L’usage détourné de procédures existantes

Pour priver de liberté les populations marginales, les pouvoirs publics ont longtemps été dotés de prérogatives explicites. Ainsi, jusqu’à la réforme du Code pénal en 1994, le vagabondage et le sans-abrisme étaient des délits [6]. À partir de 1955, ces dispositions, combinés à l’article 5 de l’arrêté du 12 messidor an VIII autorisant la détention des mendiants, ont permis à la Préfecture de police de Paris de ramasser les vagabonds et les sans-abris pour les conduire à la Maison de Nanterre – devenue le Centre d’hébergement et d’assistance aux personnes sans-abri.

Dans la seconde moitié du XXe siècle, les dispositions de cet ordre ont en grande partie disparu. Les opérations coercitives de ramassages des populations marginales ne sont donc plus autorisées [7]. Dès lors, pour continuer d’enfermer ces populations, les pouvoirs publics détournent des procédures existantes de leur finalité initiale. Par exemple, en juin 2011, Claude Goasguen, alors député-maire du 16e arrondissement de Paris, a interrogé le ministre de l’Intérieur sur la multiplication des personnes sans-domicile fixe dans son arrondissement. Selon lui, elles s’installaient « sur les bouches d’aération des métros, devant les halls d’immeubles et de manière permanente. Désormais un certain nombre de lieux sont dotés de matelas, de cuisine » [8]. Pire, ces personnes se multipliaient devant des lieux touristiques comme « le musée Guimet, sur la place du Trocadéro, où les files d’attente de touristes s’étirent à côté de tas de détritus voire de déjections humaines [puisque Claude Goasguen] a pu constater que des SDF faisaient leurs besoins naturels in situ » [9].

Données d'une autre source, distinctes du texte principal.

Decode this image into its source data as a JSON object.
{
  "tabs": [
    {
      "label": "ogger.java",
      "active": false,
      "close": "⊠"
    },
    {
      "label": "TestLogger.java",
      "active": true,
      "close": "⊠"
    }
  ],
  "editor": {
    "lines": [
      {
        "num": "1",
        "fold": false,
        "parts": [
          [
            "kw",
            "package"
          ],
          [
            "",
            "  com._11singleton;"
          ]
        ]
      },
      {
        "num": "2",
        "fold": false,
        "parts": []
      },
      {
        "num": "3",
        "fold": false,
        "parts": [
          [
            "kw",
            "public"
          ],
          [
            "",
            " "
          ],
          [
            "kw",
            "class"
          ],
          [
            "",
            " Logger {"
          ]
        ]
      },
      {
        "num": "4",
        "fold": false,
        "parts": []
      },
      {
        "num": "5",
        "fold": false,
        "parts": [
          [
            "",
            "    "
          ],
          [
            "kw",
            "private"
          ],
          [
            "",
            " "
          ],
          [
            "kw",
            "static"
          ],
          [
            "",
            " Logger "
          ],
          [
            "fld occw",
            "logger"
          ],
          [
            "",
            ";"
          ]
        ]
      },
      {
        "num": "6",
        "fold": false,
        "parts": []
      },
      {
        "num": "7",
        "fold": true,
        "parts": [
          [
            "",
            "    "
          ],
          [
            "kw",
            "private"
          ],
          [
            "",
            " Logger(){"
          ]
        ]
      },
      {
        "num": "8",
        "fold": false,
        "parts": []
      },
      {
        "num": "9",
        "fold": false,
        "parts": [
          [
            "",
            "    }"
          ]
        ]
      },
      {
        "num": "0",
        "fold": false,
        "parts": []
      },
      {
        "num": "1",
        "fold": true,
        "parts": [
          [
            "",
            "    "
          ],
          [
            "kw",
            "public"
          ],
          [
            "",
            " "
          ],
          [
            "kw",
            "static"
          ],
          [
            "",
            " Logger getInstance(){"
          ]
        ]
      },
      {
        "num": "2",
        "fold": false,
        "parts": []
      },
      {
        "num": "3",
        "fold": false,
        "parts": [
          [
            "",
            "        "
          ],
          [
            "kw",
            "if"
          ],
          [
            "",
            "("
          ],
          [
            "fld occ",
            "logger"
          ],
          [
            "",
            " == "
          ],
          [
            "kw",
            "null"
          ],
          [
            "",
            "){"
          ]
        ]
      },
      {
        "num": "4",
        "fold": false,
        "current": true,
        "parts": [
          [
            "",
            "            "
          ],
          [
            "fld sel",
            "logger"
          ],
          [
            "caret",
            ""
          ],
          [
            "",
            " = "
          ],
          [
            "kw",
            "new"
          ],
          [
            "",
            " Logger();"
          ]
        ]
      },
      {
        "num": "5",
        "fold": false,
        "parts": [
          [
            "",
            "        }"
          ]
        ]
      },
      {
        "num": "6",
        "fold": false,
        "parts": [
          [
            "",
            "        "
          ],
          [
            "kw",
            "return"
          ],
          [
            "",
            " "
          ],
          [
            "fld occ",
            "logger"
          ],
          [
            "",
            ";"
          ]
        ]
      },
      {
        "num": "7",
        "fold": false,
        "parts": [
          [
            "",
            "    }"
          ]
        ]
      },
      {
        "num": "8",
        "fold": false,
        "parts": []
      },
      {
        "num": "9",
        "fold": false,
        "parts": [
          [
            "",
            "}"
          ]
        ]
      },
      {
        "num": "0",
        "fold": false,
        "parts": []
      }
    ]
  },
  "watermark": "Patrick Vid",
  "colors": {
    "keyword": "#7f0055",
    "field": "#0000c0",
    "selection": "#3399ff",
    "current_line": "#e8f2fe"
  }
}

Dans sa réponse, le ministre a commencé par relever que les pouvoirs publics n’étaient pas entièrement libres pour lutter « contre l’occupation abusive de l’espace public » [10]. La Préfecture de police « ne peut [plus] user de la contrainte publique pour procéder à de simples évictions coercitives systématiques » [11]. Toutefois, selon le ministre, certaines infractions ciblant essentiellement les personnes sans-domicile fixe permettent encore aux autorités de police d’utiliser les ressources de la procédure pénale – par exemple, conduire un individu au commissariat pour contrôler son identité ou le placer en garde en vue – afin d’enfermer un temps les personnes sans-domicile fixe. C’est le cas par exemple du délit de mendicité agressive introduit par la loi de sécurité intérieure de 2003 [12]. Lorsque aucune infraction ne peut être caractérisée, les personnes sans-domicile fixe sont fréquemment placées en cellule de dégrisement [13]. À cela, il faut ajouter l’hospitalisation sous contrainte des personnes sans-abri employée également par les autorités publiques pour prévenir les troubles à l’ordre public [14]. Autrement dit, trois procédures permettant l’enfermement sont employées non pas pour atteindre leur finalité initiale : lutter contre la mendicité et l’ivresse publique ainsi que soigner des personnes atteintes de troubles psychiques, mais afin de policer l’espace public. La disparition des délits qui permettaient de lutter directement contre la présence de ces populations dans l’espace public a été compensée par un usage extensif de procédures existantes.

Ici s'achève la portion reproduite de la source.